The attractions of President Clinton’s proposal to let early retirees buy into Medicare are so obvious that Chris Jennings, the able White House health policy expert, is probably right when he says, “The Republicans are making a political mistake in saying no to this without thinking it through.”
But there are flaws in the Clinton plan so serious I come away believing that it inadvertently exposes a weakness in the president’s whole approach to this issue.
The political appeal of the Clinton plan is clear. Until he came up with this idea, it looked as if the Democrats for the first time in almost two decades would go into an election campaign without their favorite weapon: Medicare. Every two years, at least since 1980, Democrats have flooded the mails and the airwaves just before Election Day with dire warnings that the Republicans are out to gut Medicare.
Last year, Clinton and the GOP Congress agreed on a plan to postpone the threatened bankruptcy of the Medicare system for 10 years and set up a bipartisan commission to deal with its longer-term problems. With the commission not scheduled to report until March of next year, it appeared the issue was off the table for the 1998 election.
Clinton has put it back into play by proposing to let millions of people between 62 and 65 without health insurance, as well as displaced workers as young as 55, buy into Medicare. Key congressional Republicans reflexively denounced the idea, perhaps diminishing its chances of becoming law but setting up a clear political issue for this fall.
The target population for the Clinton program clearly can use help. They are of an age where health problems are more frequent and private insurance is harder to get.
The problem is that Clinton has no new money to put behind his plan, so it must be self-financed. Administration actuaries say the monthly premium for those between 62 and 65 will be $300 a month, plus a surcharge on their monthly doctors’ insurance once they pass 65 and start receiving Medicare. For displaced workers 55 to 61 it would be about $400 a month.
Because of that cost, officials estimate only 300,000 in the targeted population - one out of 10, presumably the most affluent - would actually be able to take advantage of the program. Clinton is proposing no government subsidies for the rest.
When asked about the fairness of such an approach, Health and Human Services Secretary Donna Shalala told reporters at the White House, “This strategy is about access to health insurance. It is not addressing the financial problems of every individual.”
As Chris Jennings readily acknowledged, that argument is precisely the opposite of the Clinton position during the battle over his comprehensive health care proposal in 1993-94. Back then, when the Clintons were urging employer mandates and federal spending to provide health insurance for everyone, it was Republicans who advocated an alternative which would simply say every family should have “access” to insurance. The president, the first lady and Shalala all dismissed that as a meaningless gesture for those who couldn’t afford the premiums.
“You’re right,” Jennings said with characteristic candor. “That was our criticism. But these are different days.”

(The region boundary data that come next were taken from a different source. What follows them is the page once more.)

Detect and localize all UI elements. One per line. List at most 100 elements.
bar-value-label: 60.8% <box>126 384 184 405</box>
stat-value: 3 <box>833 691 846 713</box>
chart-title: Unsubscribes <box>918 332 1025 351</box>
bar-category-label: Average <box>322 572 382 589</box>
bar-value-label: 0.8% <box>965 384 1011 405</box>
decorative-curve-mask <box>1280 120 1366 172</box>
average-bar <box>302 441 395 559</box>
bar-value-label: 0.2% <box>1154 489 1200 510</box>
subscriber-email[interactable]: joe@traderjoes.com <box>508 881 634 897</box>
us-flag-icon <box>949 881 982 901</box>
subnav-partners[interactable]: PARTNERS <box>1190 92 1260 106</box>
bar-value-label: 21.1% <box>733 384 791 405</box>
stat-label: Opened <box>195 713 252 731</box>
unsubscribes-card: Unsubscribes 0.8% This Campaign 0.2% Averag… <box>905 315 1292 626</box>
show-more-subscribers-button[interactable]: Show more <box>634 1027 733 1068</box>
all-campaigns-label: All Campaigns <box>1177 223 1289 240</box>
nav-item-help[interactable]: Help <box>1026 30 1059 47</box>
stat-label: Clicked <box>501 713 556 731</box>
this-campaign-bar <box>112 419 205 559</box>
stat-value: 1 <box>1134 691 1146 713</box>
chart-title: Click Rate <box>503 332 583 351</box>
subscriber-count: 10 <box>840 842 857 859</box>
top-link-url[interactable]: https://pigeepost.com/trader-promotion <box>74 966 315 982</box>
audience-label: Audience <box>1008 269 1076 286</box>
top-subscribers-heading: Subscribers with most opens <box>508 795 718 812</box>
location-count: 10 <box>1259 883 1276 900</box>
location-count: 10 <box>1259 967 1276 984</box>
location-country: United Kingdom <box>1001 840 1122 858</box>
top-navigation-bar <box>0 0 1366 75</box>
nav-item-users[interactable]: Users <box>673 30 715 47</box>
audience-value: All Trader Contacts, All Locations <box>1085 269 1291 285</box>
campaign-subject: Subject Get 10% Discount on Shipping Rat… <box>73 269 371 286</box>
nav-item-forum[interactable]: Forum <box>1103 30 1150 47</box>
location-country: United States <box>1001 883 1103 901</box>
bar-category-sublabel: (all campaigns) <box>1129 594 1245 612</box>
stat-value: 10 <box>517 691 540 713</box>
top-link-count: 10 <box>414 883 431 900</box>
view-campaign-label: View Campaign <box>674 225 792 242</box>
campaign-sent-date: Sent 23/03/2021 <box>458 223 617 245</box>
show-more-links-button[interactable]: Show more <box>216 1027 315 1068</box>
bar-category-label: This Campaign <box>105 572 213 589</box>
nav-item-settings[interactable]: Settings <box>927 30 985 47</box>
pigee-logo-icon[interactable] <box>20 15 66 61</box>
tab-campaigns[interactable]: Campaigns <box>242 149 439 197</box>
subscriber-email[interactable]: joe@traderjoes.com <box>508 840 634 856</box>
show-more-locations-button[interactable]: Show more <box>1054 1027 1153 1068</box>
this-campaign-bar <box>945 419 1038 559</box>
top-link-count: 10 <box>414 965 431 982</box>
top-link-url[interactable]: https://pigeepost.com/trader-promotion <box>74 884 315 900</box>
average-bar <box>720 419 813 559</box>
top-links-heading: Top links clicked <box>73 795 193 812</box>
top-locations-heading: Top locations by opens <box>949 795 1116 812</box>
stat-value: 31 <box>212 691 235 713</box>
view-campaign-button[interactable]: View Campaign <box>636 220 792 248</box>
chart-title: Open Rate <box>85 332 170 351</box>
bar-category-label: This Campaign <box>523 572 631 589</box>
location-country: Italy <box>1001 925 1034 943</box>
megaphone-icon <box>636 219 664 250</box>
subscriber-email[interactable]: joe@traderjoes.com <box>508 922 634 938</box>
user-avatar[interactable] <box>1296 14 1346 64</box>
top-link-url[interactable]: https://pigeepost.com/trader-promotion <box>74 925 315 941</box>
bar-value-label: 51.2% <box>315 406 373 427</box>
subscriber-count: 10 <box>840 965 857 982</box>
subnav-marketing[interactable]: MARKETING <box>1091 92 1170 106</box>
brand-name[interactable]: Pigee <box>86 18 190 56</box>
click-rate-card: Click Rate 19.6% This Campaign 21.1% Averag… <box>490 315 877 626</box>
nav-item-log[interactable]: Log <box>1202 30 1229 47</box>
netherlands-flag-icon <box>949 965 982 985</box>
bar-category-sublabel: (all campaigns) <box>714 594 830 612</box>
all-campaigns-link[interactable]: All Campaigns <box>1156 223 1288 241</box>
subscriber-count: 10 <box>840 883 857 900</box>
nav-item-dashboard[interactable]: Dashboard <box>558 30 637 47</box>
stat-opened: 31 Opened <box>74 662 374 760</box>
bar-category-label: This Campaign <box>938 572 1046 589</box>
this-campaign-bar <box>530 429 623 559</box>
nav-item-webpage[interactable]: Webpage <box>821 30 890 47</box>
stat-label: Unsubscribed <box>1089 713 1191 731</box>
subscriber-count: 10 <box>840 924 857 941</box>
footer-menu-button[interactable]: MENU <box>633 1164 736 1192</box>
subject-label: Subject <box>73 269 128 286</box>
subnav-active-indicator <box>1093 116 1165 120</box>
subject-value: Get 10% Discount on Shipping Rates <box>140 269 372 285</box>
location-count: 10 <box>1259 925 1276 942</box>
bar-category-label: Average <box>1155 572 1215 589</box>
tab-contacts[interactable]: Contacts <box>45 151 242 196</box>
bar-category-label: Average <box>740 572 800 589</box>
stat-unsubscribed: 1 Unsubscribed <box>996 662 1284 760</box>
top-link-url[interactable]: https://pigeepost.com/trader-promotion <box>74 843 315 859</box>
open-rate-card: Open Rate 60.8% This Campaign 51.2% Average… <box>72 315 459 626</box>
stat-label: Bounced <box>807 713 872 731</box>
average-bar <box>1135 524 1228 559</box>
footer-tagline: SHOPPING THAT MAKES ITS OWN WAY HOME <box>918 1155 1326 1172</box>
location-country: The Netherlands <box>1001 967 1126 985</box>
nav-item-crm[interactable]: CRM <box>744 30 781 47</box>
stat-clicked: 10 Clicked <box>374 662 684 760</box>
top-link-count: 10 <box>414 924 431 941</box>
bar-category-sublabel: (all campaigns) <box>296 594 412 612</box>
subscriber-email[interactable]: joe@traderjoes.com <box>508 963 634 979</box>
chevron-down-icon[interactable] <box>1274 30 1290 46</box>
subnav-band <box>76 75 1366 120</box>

Indeed, they are. But Clinton’s proposal raises much more than a question of consistency. Until now, Medicare has been for everyone over 65. Once you change the description so it becomes a program also for some people up to a decade younger, the illogic of the program is nakedly exposed.
Why should the millionaire of 65 receive heavily subsidized Medicare benefits while the ailing former waitress of 62 gets no help in obtaining health insurance? It makes no sense at all. But the same president who now wants to open Medicare to affluent early retirees objected last year when the Senate voted to charge well-off Medicare recipients over 65 higher premiums for their Part B doctors’ insurance. He said that change should be considered, along with alternatives, by the Medicare commission.
But now he has jumped the gun on the commission with his own headline-grabbing proposal - one that will help the well-off much more than their less affluent peers.
A year ago, Oregon’s Democratic Gov. John Kitzhaber, a physician, had the courage to tell the American Association of Retired Persons that Medicare should be for those who need it, not an automatic subsidy for people of any income level who have reached the magic age. Kitzhaber asked for a seat on the Medicare commission, so he could raise that issue, but predictably didn’t make it through the White House screening.
Sadly, Clinton prefers to take the easy road.